As to broken bones...you know what? If your little joke stapler can patch me together when I need it, I dont' care that it's a joke. I judge on effectiveness, not some nonesense word stamped into the metal by another person.
capsicum
08-09-04, 01:07 PM
There is a big difference in streangth between all-thread mild steel and a heat treated cromium-molybdenum axle steel. Mild steel will tend to bend rather than break but it will bend under a much lower load and the bending will probably bind the berrings thus ruining the berrings, cones, and the cups which means a whole new hub will then be needed, at a much higher cost than a $15 axle. $15 is what, less than 3 hours even at minimum wage. How much time will it take to replace a bent all-thread axle assuming the berrings survived?
bmph8ter
08-09-04, 09:13 PM
Lovely, the person with more money than sense joins the discussion. What do you suppose axles are made of, hmn hmn? As long as the metal's good, and considering it should be obvious form my postings that I"m not a serious rider who will be putting tons of strain on my bikes, I forsee no problems. I've never bent or broken an axle before, although one time I replaced a front axle because the factory made it too short. I've been on the bike for three years since and enver had a whisper of a problem.
As to broken bones...you know what? If your little joke stapler can patch me together when I need it, I dont' care that it's a joke. I judge on effectiveness, not some nonesense word stamped into the metal by another person.

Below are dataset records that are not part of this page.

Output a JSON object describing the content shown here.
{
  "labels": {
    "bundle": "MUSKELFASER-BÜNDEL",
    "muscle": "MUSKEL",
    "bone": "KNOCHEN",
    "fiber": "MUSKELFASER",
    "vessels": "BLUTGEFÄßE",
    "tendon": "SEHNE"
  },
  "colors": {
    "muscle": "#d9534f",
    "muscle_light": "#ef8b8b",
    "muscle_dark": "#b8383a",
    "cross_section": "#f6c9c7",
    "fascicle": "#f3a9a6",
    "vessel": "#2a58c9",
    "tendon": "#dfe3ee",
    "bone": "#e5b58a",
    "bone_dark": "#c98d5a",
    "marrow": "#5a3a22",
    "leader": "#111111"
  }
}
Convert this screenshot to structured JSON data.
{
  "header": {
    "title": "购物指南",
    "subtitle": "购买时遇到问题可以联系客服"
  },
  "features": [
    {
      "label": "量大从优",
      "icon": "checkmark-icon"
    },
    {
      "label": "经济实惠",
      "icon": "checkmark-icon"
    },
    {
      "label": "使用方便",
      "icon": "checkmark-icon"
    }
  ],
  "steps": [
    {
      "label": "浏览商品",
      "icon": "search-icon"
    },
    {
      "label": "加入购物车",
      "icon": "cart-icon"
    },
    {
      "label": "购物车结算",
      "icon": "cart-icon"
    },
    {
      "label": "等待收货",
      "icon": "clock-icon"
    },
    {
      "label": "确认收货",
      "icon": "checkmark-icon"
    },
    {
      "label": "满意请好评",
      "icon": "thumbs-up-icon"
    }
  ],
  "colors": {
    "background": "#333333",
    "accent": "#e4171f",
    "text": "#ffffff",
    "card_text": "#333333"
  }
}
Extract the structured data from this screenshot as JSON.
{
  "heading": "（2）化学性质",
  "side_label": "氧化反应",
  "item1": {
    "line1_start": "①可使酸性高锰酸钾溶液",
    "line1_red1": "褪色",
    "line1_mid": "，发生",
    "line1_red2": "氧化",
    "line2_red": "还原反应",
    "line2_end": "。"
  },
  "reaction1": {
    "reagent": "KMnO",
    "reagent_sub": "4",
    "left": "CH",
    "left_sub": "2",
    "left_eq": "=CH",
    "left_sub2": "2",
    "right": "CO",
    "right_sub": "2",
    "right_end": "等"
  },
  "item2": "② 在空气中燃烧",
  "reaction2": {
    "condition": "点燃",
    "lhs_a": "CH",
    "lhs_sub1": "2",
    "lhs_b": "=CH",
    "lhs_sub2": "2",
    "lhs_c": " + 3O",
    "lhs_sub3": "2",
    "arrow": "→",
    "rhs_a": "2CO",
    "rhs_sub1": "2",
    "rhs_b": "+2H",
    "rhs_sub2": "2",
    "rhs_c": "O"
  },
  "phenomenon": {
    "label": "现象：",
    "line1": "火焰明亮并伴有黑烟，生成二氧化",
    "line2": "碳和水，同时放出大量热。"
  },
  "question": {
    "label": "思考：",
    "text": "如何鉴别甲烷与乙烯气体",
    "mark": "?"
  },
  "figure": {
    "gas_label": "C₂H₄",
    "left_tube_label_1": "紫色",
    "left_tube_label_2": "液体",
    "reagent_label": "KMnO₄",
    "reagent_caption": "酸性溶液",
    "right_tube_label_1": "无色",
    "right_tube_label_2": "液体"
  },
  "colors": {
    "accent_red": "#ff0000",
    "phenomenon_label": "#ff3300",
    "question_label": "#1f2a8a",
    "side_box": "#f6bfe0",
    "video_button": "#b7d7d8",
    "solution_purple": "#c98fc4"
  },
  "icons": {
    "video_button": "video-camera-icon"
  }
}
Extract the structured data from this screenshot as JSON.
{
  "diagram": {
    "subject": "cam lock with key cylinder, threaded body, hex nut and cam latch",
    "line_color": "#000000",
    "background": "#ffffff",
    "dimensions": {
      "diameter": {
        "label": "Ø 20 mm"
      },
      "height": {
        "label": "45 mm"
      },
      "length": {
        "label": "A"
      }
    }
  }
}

More money than sense eh? Nope, I just have this thing about saving money when I can but not when I think it may be dangerous. I believe that replacing an axle (a rear one that sees the heaviest loads at that) with some cheap pot metal allthread is a really idea, and I figured a bit of sarcasm/humor would be the best way to get that across.
There is a big difference in streangth between all-thread mild steel and a heat treated cromium-molybdenum axle steel. Mild steel will tend to bend rather than break but it will bend under a much lower load and the bending will probably bind the bearings thus ruining the bearings, cones, and the cups which means a whole new hub will then be needed, at a much higher cost than a $15 axle. $15 is what, less than 3 hours even at minimum wage. How much time will it take to replace a bent all-thread axle assuming the bearings survived?
This was really all I was trying to say.
check here someone might have a replacment for it
http://www.schwinnbike.com/heritage/forums.php
or at least they can tell you where to get one
and probably cheaper than a bike shop
DragonMistress
08-10-04, 01:22 PM
check here someone might have a replacment for it
http://www.schwinnbike.com/heritage/forums.php
or at least they can tell you where to get one
and probably cheaper than a bike shop
I hope so because I"m hearing 20 and 30 and not liking it very much. Two and three hous at minimum wage is all well and fine, but this is a university town, job competition here defines a new level of vicious, and I haven't GOT minimum wage yet, what I HAVE got is a five thousand dollar tuition bill.
Pot metal allthread, I think not...I'm the latest of a long line of mechanics, and I like to think I know better.